The Green Party Wants Bernie Sanders

Bernie Sanders / AP
June 10, 2016

The presumptive nominees of both the Republican Party and the Green Party  agree on something— Bernie Sanders should continue his attempt to start a political revolution through the general election.

Green Party leader Jill Stein said during an appearance on Democracy Now that Hillary Clinton may be worse than Trump and urged Sanders to join her for a third party run.

"Trump says very scary things—deporting immigrants, massive militarism and ignoring the climate," said Stein. "Hillary, unfortunately, has a track record for doing all of those things."

"We see these draconian things that Donald Trump is talking about, we actually see Hillary Clinton doing," said Stein.

Stein, who ran for president in 2012 on the Green Party ticket, said that the Democratic Party "very steeply tilted the playing field" in favor of Clinton and that he should not take it lying down.

"The Democratic machine has very steeply tilted the playing field, from the beginning, by limiting the debates, limiting the exposure of Bernie Sanders," said Stein. She also complained that independent voters were silenced in California and mentioned the 100,000 voters that disappeared from the rolls in Brooklyn.

Stein said that this is what the Democratic Party has been doing for decades.

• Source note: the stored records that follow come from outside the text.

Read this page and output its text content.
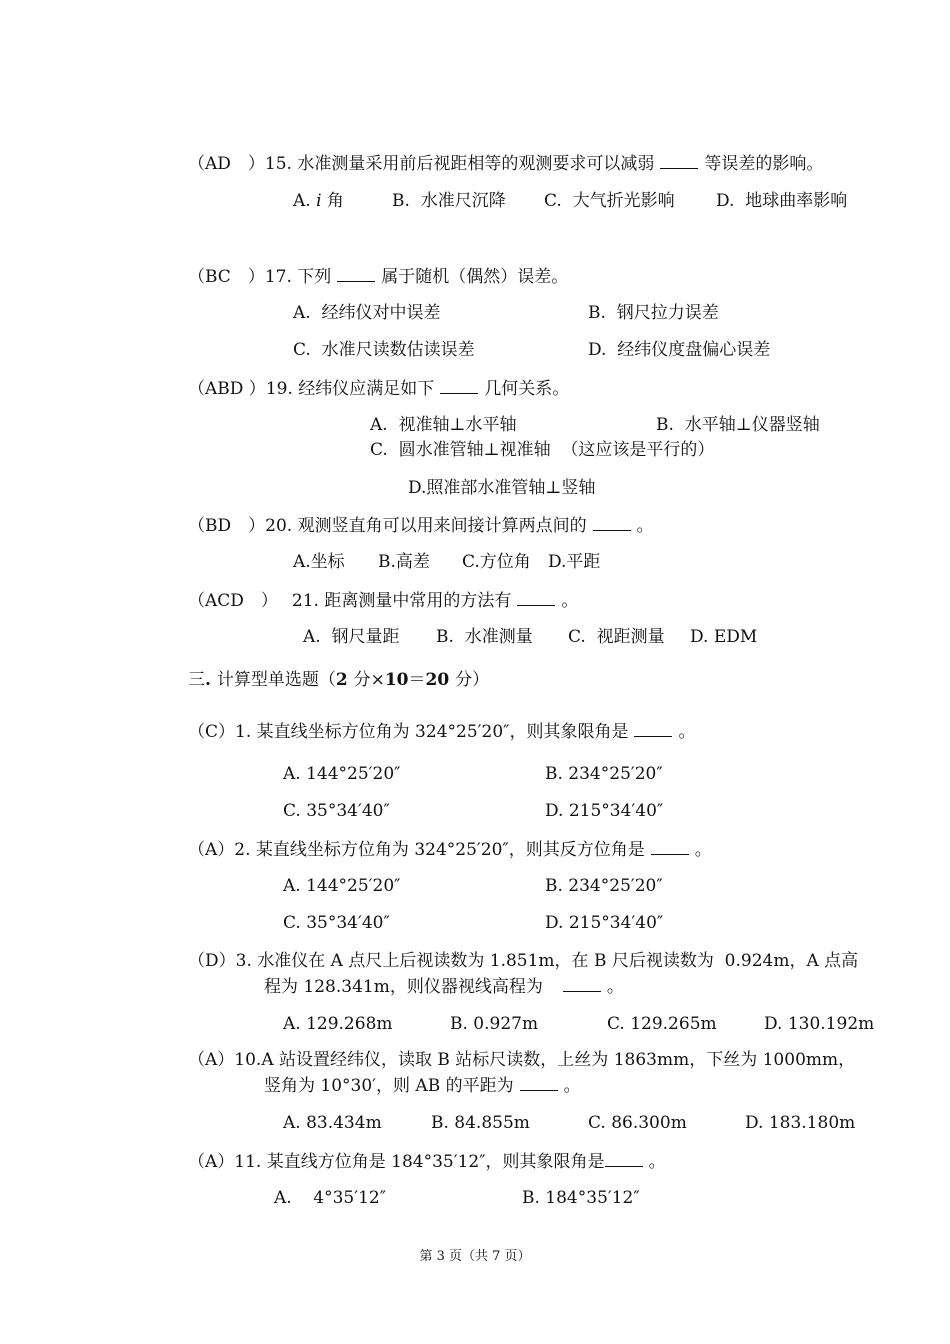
（AD　）15. 水准测量采用前后视距相等的观测要求可以减弱	等误差的影响。
A. i 角	B.  水准尺沉降 C.  大气折光影响 D.  地球曲率影响
（BC　）17. 下列	属于随机（偶然）误差。
A.  经纬仪对中误差	B.  钢尺拉力误差
C.  水准尺读数估读误差	D.  经纬仪度盘偏心误差
（ABD ）19. 经纬仪应满足如下	几何关系。
A.  视准轴⊥水平轴	B.  水平轴⊥仪器竖轴
C.  圆水准管轴⊥视准轴  （这应该是平行的）
D.照准部水准管轴⊥竖轴
（BD　）20. 观测竖直角可以用来间接计算两点间的	。
A.坐标 B.高差 C.方位角 D.平距
（ACD　） 21. 距离测量中常用的方法有	。
A.  钢尺量距 B.  水准测量 C.  视距测量 D. EDM
三. 计算型单选题（2 分×10＝20 分）
（C）1. 某直线坐标方位角为 324°25′20″，则其象限角是	。
A. 144°25′20″	B. 234°25′20″
C. 35°34′40″	D. 215°34′40″
（A）2. 某直线坐标方位角为 324°25′20″，则其反方位角是	。
A. 144°25′20″	B. 234°25′20″
C. 35°34′40″	D. 215°34′40″
（D）3. 水准仪在 A 点尺上后视读数为 1.851m，在 B 尺后视读数为  0.924m，A 点高
程为 128.341m，则仪器视线高程为	。
A. 129.268m	B. 0.927m	C. 129.265m	D. 130.192m
（A）10.A 站设置经纬仪，读取 B 站标尺读数，上丝为 1863mm，下丝为 1000mm，
竖角为 10°30′，则 AB 的平距为	。
A. 83.434m	B. 84.855m	C. 86.300m	D. 183.180m
（A）11. 某直线方位角是 184°35′12″，则其象限角是	。
A.    4°35′12″	B. 184°35′12″
第 3 页（共 7 页）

"This is what the Democratic Party has done for decades—many decades, in fact," said Stein. "Over the years, the party has allowed principled candidates to be seen and heard, but has, at the end of the day, sabotaged them in one way or the other, often through fear campaigns and smear campaigns, in the same way that Bernie is being called a spoiler now and has been for some weeks."

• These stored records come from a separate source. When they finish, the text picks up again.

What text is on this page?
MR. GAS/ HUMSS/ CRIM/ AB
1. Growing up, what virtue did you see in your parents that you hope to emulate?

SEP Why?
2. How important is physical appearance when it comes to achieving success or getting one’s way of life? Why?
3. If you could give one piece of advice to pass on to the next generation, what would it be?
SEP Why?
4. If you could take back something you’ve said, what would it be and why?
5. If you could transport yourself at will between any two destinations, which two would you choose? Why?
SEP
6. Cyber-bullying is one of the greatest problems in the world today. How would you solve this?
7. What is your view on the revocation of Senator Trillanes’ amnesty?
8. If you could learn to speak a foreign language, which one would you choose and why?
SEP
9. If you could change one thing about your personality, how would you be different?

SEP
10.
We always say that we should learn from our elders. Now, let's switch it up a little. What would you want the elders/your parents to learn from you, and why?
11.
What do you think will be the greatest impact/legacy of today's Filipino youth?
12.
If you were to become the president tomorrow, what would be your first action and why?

Stein said that she saw Sanders' White House meeting with President Obama as a "mistake," calling it "an abandonment of the movement that has been built."

Sanders has said he remains committed to his promise that he would not run outside of the party, but Stein remains hopeful that the movement he created may have the ability to continue on without him.

"My hope, as Senator Sanders himself said, is that this is a movement, it’s not a man," said Stein. "My hope is that the movement will continue."

Stein said she would work to change the Green Party's nomination rules if Sanders changes his mind after the "disturbing experiences" of running against Clinton.

"What I’m saying is that if Senator Sanders made the case that now he understood, after the very, you know, disturbing experiences of the last many months and the way that he’s been mistreated and beaten up by the party, perhaps he has a different view of the potential to create revolution inside of a counterrevolutionary party," said Stein. "Maybe he has come to see the necessity for independent third parties to actually move this movement forward."

Trump has consistently stated his belief that Sanders should run an independent campaign because of how unfairly he has been treated by the Democratic Party.